Un secteur public en pointe?

Un dernier axe intéressant se dégage des résultats de ce baromètre africain : l’optimisme, véritable ou feint, des entreprises du secteur public. Bien que seulement 8,61% des dirigeants ayant répondu au questionnaire soit à la tête de groupe public, une écrasante majorité a répondu de manière très favorable à la question sur l’engagement environnemental des entreprises opérant dans leur pays.
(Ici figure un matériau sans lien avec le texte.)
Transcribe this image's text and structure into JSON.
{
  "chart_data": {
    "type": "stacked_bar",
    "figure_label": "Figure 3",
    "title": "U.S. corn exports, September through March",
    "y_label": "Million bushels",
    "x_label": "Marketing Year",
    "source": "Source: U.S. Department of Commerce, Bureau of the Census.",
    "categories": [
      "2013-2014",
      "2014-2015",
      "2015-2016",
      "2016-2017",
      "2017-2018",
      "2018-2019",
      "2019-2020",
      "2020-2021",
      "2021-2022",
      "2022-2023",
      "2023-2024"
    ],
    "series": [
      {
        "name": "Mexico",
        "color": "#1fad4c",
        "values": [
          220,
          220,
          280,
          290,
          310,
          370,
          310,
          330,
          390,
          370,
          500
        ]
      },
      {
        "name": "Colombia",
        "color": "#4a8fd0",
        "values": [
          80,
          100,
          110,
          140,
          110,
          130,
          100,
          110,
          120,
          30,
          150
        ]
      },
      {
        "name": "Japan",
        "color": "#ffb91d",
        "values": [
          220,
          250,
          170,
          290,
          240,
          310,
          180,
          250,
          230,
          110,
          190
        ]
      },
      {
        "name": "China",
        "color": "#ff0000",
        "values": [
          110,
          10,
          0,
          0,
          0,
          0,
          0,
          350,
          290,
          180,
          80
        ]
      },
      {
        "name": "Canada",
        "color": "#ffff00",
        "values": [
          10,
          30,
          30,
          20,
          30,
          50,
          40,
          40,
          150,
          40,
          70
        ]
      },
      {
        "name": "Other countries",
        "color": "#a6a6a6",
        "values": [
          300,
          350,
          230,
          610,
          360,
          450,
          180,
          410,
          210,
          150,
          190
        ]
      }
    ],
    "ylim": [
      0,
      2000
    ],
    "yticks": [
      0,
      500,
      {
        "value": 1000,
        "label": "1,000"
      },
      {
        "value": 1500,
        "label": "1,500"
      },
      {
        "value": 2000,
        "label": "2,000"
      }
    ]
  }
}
En effet, 64% de ces dirigeants d’entreprises publiques considèrent que la sphère économique de leur pays est engagée, fortement engagée ou complètement engagée dans l’adoption de pratiques durables et favorables à l’environnement. Le droit de réserve des hommes et des femmes qui pilotent ces grands groupes étatiques peut expliquer en partie l’optimisme important de ce résultat, bien que les réponses aient été collectées de manière anonyme. Une autre explication se trouve sans doute dans l’exigence très élevée de ces sociétés sur le plan environnemental lorsqu’elles émettent des appels d’offre. Pour autant, c’est une donnée qui demeure prometteuse car les entités étatiques, sous l’impulsion des états eux-mêmes, se doivent d’être des chefs de file en matière d’engagements sociétaux. Une partie de leur ADN est d’avoir un impact social positif sur les populations. Cette ambition mérite d’être partagée et transmise aux fournisseurs et prestataires de service locaux liés à ces groupes étatiques, dans l’optique de généraliser l’incorporation d’engagements sociétaux au sein des business model de l’ensemble de la sphère économique.

On peut donc en conclure que la généralisation de pratiques durables et favorables à l’environnement connaît une tendance encourageante sur le continent africain, mais surtout que celle-ci peut être impulsée de manière efficace par certains acteurs afin d’accélérer les transformations engagées et d’élargir leur impact à l’ensemble de la sphère économique. Ces vecteurs d’impulsion sont les grands groupes, les sociétés du secteur financier et les entités publiques, qui peuvent ensemble consolider et étendre la prise d’engagements sociétaux à la majorité des acteurs de leur marché respectif.